As life sciences companies get large enough, there are plenty of lab information management systems on the market, from vendors like ThermoFisher Scientific and Benchling. “Once your process is very rigid, you can use one of those systems and repeat the same experiment 10,000 times very easily. But at the beginning of the process, where you might do 5,000 experiments two or three times, it’s very messy data,” he says. “A lot of what our software does is not only harmonize the data, but integrate it into a single database, and we have search functionality that allows scientists to visually construct those first, complicated queries that a data scientist might write with a language like SQL. But we want people to be able to do that in a more hands-on way. We want to put the ability to query in the hands of scientists that aren’t computationally sophisticated.”
One opportunity may come from the largest lab information management system vendors, who are trying to sell to life sciences companies as they evolve from small startups to larger, better-funded businesses. The problem is migrating years of spreadsheets and other files onto new platforms. “And you might easily spend a million dollars manually cleaning up that data,” says Huitt. “A lot of time what vendors say is, we do that, and our professional services rate is $300 to $400 an hour. And companies are paying that, but it costs.
“And actually, a very interesting avenue for us is we’re talking to a couple of those large vendors now that have those professional services groups, and the folks in those professional services groups look just as haggard as that lady I was talking about earlier, trying to answer those questions herself. We’re talking to those companies right now to use our platform behind the scenes to accelerate their professional services practices. If they can take 60 to 80% of the workload off these professional services folks, they can get people on to their platform much, much faster.’
The challenge – and opportunity for Snthesis – is that life sciences data is growing rapidly, particularly in North Carolina, an industry hub. “Biological data doubles every seven months.” And it is not only Big Data, but deep data, with massive amounts of metadata about each piece of data. “The metadata is often in a worse state than the data,” says Huitt.

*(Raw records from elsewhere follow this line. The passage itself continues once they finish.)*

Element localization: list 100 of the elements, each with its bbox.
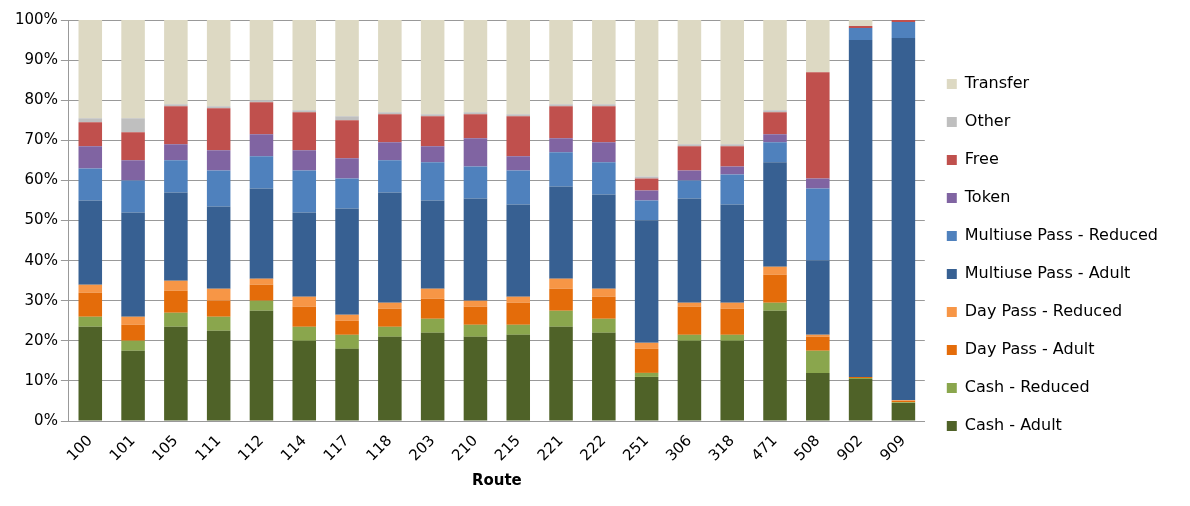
bar bbox=[78, 326, 103, 421]
bar bbox=[806, 20, 830, 73]
bar bbox=[506, 296, 531, 303]
bar bbox=[335, 320, 359, 335]
bar bbox=[677, 170, 702, 181]
bar bbox=[720, 146, 744, 167]
bar bbox=[806, 334, 830, 337]
bar bbox=[891, 20, 916, 23]
bar bbox=[677, 20, 702, 145]
bar bbox=[292, 212, 317, 297]
legend-label: Cash - Adult bbox=[964, 415, 1062, 435]
bar bbox=[206, 330, 231, 421]
bar bbox=[121, 340, 145, 351]
bar bbox=[420, 200, 445, 289]
bar bbox=[720, 174, 744, 205]
bar bbox=[249, 102, 274, 135]
bar bbox=[249, 134, 274, 157]
bar bbox=[206, 316, 231, 331]
bar bbox=[549, 20, 573, 105]
bar bbox=[78, 200, 103, 285]
bar bbox=[335, 334, 359, 349]
bar bbox=[206, 20, 231, 107]
bar bbox=[420, 298, 445, 319]
bar bbox=[634, 220, 659, 343]
bar bbox=[249, 278, 274, 285]
bar bbox=[720, 144, 744, 147]
bar bbox=[378, 160, 402, 193]
bar bbox=[720, 166, 744, 175]
x-tick-label: 112 bbox=[234, 431, 268, 465]
bar bbox=[891, 22, 916, 39]
bar bbox=[806, 72, 830, 179]
bar bbox=[164, 160, 188, 193]
bar bbox=[506, 116, 531, 157]
bar bbox=[592, 20, 616, 105]
legend-label: Other bbox=[964, 111, 1011, 131]
bar bbox=[763, 274, 787, 303]
y-tick-label: 60% bbox=[24, 170, 58, 189]
bar bbox=[121, 118, 145, 133]
bar bbox=[463, 166, 488, 199]
bar bbox=[249, 156, 274, 189]
x-tick-label: 902 bbox=[833, 431, 867, 465]
bar bbox=[420, 20, 445, 115]
bar bbox=[592, 162, 616, 195]
bar bbox=[78, 292, 103, 317]
legend-label: Day Pass - Reduced bbox=[964, 301, 1123, 321]
bar bbox=[378, 192, 402, 303]
x-tick-label: 114 bbox=[276, 431, 310, 465]
bar bbox=[463, 300, 488, 307]
y-tick-label: 30% bbox=[24, 290, 58, 309]
bar bbox=[121, 20, 145, 119]
bar bbox=[549, 106, 573, 139]
bar bbox=[592, 106, 616, 143]
x-tick-label: 105 bbox=[148, 431, 182, 465]
legend-label: Day Pass - Adult bbox=[964, 339, 1095, 359]
bar bbox=[720, 308, 744, 335]
bar bbox=[506, 334, 531, 421]
bar bbox=[506, 302, 531, 325]
bar bbox=[121, 180, 145, 213]
bar bbox=[164, 280, 188, 291]
bar bbox=[420, 162, 445, 201]
bar bbox=[677, 144, 702, 147]
bar bbox=[549, 326, 573, 421]
bar bbox=[292, 170, 317, 213]
bar bbox=[806, 336, 830, 351]
bar bbox=[249, 300, 274, 311]
y-tick-label: 20% bbox=[24, 330, 58, 349]
bar bbox=[378, 112, 402, 115]
legend-label: Transfer bbox=[963, 73, 1030, 93]
bar bbox=[378, 336, 402, 421]
bar bbox=[763, 20, 787, 111]
bar bbox=[592, 318, 616, 333]
bar bbox=[420, 318, 445, 333]
x-tick-label: 251 bbox=[619, 431, 653, 465]
bar bbox=[206, 170, 231, 207]
bar bbox=[634, 176, 659, 179]
bar bbox=[378, 114, 402, 143]
bar bbox=[806, 188, 830, 261]
bar bbox=[249, 284, 274, 301]
bar bbox=[848, 40, 873, 377]
bar bbox=[634, 190, 659, 201]
bar bbox=[121, 316, 145, 325]
bar bbox=[592, 288, 616, 297]
bar bbox=[891, 38, 916, 401]
bar bbox=[592, 104, 616, 107]
bar bbox=[335, 20, 359, 117]
x-tick-label: 111 bbox=[191, 431, 225, 465]
bar bbox=[463, 112, 488, 115]
y-tick-label: 40% bbox=[24, 250, 58, 269]
bar bbox=[634, 178, 659, 191]
bar bbox=[420, 332, 445, 421]
x-tick-label: 118 bbox=[362, 431, 396, 465]
bar bbox=[463, 324, 488, 337]
bar bbox=[335, 120, 359, 159]
bar bbox=[549, 310, 573, 327]
bar bbox=[848, 20, 873, 27]
bar bbox=[335, 348, 359, 421]
bar bbox=[420, 114, 445, 117]
bar bbox=[634, 376, 659, 421]
bar bbox=[677, 340, 702, 421]
bar bbox=[463, 306, 488, 325]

“That’s all going into the spreadsheets or into other files. And so, one of the other things we do, we don’t just process spreadsheets. We process all those other files too, and recognize things like sample identifiers, so that we can form the web of relationships between that data in an automated fashion. So, if you ask the system, give me all of the sequences related to sample xyz, you can pull all of those sequences up and figure out where they’re stored on your cloud computing system, or your internal data warehouse, where those actual genomic sequence files live.”

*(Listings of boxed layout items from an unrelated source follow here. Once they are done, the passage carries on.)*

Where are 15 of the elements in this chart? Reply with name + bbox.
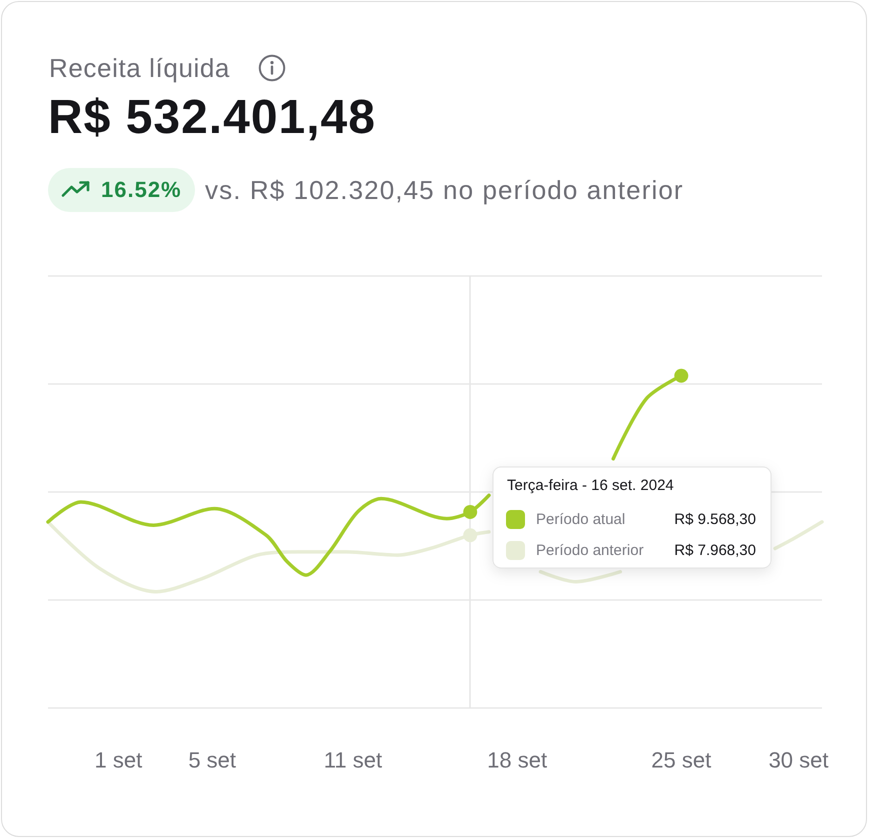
annotation: R$ 7.968,30: [674, 542, 756, 559]
chart-subtitle: R$ 532.401,48: [48, 91, 376, 144]
chart-title: Receita líquida: [49, 53, 230, 83]
percent-badge: 16.52%: [48, 168, 195, 212]
x-tick-label: 25 set: [651, 748, 712, 772]
x-tick-label: 30 set: [768, 748, 829, 772]
legend-label: Período anterior: [536, 542, 644, 559]
x-tick-label: 5 set: [188, 748, 236, 772]
text: vs. R$ 102.320,45 no período anterior: [205, 175, 684, 205]
legend-title: Terça-feira - 16 set. 2024: [507, 477, 674, 494]
x-tick-label: 18 set: [487, 748, 548, 772]
x-tick-label: 1 set: [94, 748, 142, 772]
legend-label: Período atual: [536, 511, 626, 528]
annotation: R$ 9.568,30: [674, 511, 756, 528]
x-tick-label: 11 set: [324, 748, 382, 772]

And so, companies can answer questions quickly, such as “Can I file a patent about this? Can I demonstrate a chain of custody that links back to a legal agreement that I am legally allowed to use this sample for x, y and z purposes?”

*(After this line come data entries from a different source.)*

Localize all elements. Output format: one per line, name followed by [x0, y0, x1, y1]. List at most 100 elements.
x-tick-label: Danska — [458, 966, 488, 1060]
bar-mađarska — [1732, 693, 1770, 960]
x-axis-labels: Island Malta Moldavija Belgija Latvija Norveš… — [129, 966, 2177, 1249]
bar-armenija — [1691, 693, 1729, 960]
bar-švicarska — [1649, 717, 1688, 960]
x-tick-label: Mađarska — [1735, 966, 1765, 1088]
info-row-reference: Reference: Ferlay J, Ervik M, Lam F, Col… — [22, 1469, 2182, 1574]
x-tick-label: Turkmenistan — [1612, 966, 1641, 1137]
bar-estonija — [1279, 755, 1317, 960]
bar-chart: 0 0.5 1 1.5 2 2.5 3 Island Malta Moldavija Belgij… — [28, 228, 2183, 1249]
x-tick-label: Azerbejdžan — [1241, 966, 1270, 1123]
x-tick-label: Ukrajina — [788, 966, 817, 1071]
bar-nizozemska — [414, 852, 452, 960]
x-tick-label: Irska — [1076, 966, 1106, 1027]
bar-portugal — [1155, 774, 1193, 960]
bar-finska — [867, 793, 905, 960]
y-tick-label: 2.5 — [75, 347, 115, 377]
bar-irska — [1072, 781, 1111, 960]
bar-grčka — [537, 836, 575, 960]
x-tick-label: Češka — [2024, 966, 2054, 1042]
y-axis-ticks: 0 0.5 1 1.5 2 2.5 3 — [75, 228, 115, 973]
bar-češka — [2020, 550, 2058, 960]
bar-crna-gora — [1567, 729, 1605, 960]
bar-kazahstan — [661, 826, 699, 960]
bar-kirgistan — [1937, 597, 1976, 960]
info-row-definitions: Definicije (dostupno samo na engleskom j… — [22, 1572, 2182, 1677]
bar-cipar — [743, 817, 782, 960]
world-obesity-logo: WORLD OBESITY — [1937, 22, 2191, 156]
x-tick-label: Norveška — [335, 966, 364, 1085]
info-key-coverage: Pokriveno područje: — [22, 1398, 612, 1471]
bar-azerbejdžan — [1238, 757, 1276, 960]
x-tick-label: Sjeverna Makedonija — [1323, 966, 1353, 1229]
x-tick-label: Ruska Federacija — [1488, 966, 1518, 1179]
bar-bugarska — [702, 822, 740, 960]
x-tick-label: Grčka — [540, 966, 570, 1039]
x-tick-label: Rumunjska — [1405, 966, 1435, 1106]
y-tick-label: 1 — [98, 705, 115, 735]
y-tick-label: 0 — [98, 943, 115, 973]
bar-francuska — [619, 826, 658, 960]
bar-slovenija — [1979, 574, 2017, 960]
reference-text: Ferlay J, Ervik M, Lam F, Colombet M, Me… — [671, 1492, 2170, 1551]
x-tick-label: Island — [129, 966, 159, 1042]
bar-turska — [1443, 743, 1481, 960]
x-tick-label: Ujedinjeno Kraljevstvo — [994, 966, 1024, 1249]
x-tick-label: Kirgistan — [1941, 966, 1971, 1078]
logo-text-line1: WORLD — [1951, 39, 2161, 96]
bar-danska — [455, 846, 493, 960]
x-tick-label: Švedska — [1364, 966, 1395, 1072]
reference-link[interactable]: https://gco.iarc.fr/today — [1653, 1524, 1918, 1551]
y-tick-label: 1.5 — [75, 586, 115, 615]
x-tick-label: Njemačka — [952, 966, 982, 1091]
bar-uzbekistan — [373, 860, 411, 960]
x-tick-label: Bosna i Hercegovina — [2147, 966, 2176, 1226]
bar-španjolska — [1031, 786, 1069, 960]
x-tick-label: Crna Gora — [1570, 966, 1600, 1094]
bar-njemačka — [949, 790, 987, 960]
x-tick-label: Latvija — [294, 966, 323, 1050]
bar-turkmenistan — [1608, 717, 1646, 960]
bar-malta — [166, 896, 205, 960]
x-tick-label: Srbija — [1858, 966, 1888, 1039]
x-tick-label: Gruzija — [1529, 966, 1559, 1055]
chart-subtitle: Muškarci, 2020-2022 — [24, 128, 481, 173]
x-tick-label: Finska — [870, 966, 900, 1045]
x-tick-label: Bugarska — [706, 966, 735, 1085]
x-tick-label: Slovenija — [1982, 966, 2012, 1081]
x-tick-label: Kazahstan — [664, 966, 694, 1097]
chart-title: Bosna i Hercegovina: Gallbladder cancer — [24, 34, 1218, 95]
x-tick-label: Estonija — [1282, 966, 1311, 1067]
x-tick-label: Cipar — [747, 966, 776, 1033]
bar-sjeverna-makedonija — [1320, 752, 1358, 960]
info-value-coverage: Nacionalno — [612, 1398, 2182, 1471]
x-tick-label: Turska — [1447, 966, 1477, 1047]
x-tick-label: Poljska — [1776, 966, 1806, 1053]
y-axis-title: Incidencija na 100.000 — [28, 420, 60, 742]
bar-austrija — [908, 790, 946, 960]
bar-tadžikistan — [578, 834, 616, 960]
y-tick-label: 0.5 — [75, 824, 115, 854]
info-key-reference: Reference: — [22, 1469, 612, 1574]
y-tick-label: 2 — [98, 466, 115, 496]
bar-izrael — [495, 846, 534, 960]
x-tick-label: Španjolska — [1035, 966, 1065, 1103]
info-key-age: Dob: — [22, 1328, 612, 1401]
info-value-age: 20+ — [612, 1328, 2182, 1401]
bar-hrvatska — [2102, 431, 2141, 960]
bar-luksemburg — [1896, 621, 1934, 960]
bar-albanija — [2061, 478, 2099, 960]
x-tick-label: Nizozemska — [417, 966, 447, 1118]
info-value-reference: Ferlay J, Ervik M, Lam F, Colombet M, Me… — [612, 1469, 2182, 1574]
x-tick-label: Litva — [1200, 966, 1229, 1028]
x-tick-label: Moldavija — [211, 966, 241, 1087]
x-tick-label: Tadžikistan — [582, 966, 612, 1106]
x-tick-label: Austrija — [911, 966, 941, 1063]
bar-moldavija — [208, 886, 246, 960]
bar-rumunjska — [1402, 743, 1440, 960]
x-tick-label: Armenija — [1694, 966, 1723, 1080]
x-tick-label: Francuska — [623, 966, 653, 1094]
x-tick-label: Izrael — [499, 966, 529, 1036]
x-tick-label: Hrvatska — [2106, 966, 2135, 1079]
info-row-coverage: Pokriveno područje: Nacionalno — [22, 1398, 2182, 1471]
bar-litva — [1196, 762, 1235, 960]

He talked about group of researchers he visited that was doing imaging of zebrafish throughout their entire life cycle as part of the development of cancer treatments. “And these files are huge, like 10 terabytes per file per fish. And this lab, they have literally a storage closet full of boxes and boxes and boxes of hard drives where they’ll treat a fish with a particular compound to see how its cancer reacts. The cure for cancer could very well be on one of those hard drives.”